Financial Crisis – Lessons?

BarroMetrics Views: Financial Crisis – Lessons?

A few readers have written asking why my US long-term, fundamental, view is so pessimistic. Here’s why.

My view is defined by Austrian economics, the only economics, I believe, that explains the business cycle.

In summary, the Austrian view is when a government inflates the money supply, especially when the increase rises faster than the increases in goods and services, we see malinvestment. In the 21st century, this has taken the shape of a housing bubble that was followed by a stock market rise.  At some point, the malinvestment has to correct. That correction takes the form of a severe recession or depression. The longer the money supply was inflated, the more severe the recession.

The 2016 US deficit came in at USD 19.537B (see The Feds Borrow More than the Deficit; the site also shows the deficits since 2000). What has that brought?
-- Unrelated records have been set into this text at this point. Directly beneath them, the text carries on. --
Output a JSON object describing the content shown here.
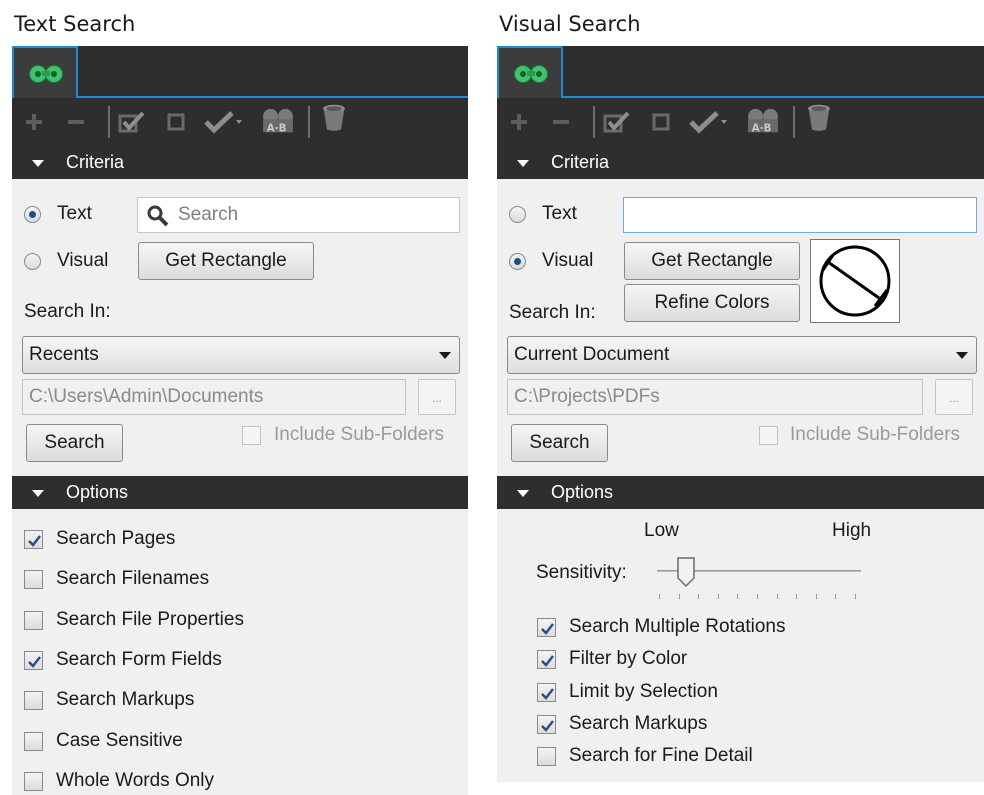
{
  "text_panel": {
    "title": "Text Search",
    "criteria_label": "Criteria",
    "text_radio_label": "Text",
    "visual_radio_label": "Visual",
    "search_placeholder": "Search",
    "get_rectangle_label": "Get Rectangle",
    "search_in_label": "Search In:",
    "search_in_value": "Recents",
    "path_value": "C:\\Users\\Admin\\Documents",
    "browse_label": "...",
    "search_button_label": "Search",
    "include_subfolders_label": "Include Sub-Folders",
    "options_label": "Options",
    "options": [
      {
        "label": "Search Pages",
        "checked": true
      },
      {
        "label": "Search Filenames",
        "checked": false
      },
      {
        "label": "Search File Properties",
        "checked": false
      },
      {
        "label": "Search Form Fields",
        "checked": true
      },
      {
        "label": "Search Markups",
        "checked": false
      },
      {
        "label": "Case Sensitive",
        "checked": false
      },
      {
        "label": "Whole Words Only",
        "checked": false
      }
    ]
  },
  "visual_panel": {
    "title": "Visual Search",
    "criteria_label": "Criteria",
    "text_radio_label": "Text",
    "visual_radio_label": "Visual",
    "text_value": "",
    "get_rectangle_label": "Get Rectangle",
    "refine_colors_label": "Refine Colors",
    "search_in_label": "Search In:",
    "search_in_value": "Current Document",
    "path_value": "C:\\Projects\\PDFs",
    "browse_label": "...",
    "search_button_label": "Search",
    "include_subfolders_label": "Include Sub-Folders",
    "options_label": "Options",
    "sensitivity_label": "Sensitivity:",
    "low_label": "Low",
    "high_label": "High",
    "sensitivity_level": 0.14,
    "options": [
      {
        "label": "Search Multiple Rotations",
        "checked": true
      },
      {
        "label": "Filter by Color",
        "checked": true
      },
      {
        "label": "Limit by Selection",
        "checked": true
      },
      {
        "label": "Search Markups",
        "checked": true
      },
      {
        "label": "Search for Fine Detail",
        "checked": false
      }
    ]
  },
  "icons": {
    "tab": "binoculars-icon",
    "toolbar": [
      "add-icon",
      "remove-icon",
      "check-all-icon",
      "uncheck-icon",
      "checkmark-dropdown-icon",
      "compare-ab-icon",
      "trash-icon"
    ]
  },
  "colors": {
    "accent": "#1c8ad8",
    "dark_bar": "#2e2e2e",
    "panel_bg": "#f0f0f0",
    "binocular_green": "#3ec46d"
  }
}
Well, it brought the housing bubble and the 2007 crisis. And since 2007, it has provided a stock market rally that to date is the second longest in history.

But what about the economy?

Figure 1 shows the GDP number from Shadow Stats from 1984 to 2016. You see that since 2004, the US economy has not grown in real terms (it has remained below ‘0’ line). Also, despite the money thrown at it since 2007, both the official and Shadow Stats numbers have remained in a sideways mode.

Now since Trump’s election in Nov, the S&P doubled its increase from the beginning of the year – due perhaps to an increase in bullish sentiment.

But, I see little in Trump’s to suggest he’ll turn around the economy.

Sure, there are some great ideas, reduce Government red tape, adopt policies that will boost jobs, cut tax. On the other hand, we’ll see expenditure on the Wall and other infrastructural spendings; we’ll also see increased spending on the US armed forces. Moreover, the spending will come first, and I have doubts the budget for 2017 and beyond will balance, let alone make up for the accumulated deficits.

So, we will see a stock market crash and at least a severe recession at some point. The problem for the trader, that some point can a long time coming. In the meantime, for US equities and indexes, you need to be long or out of the market.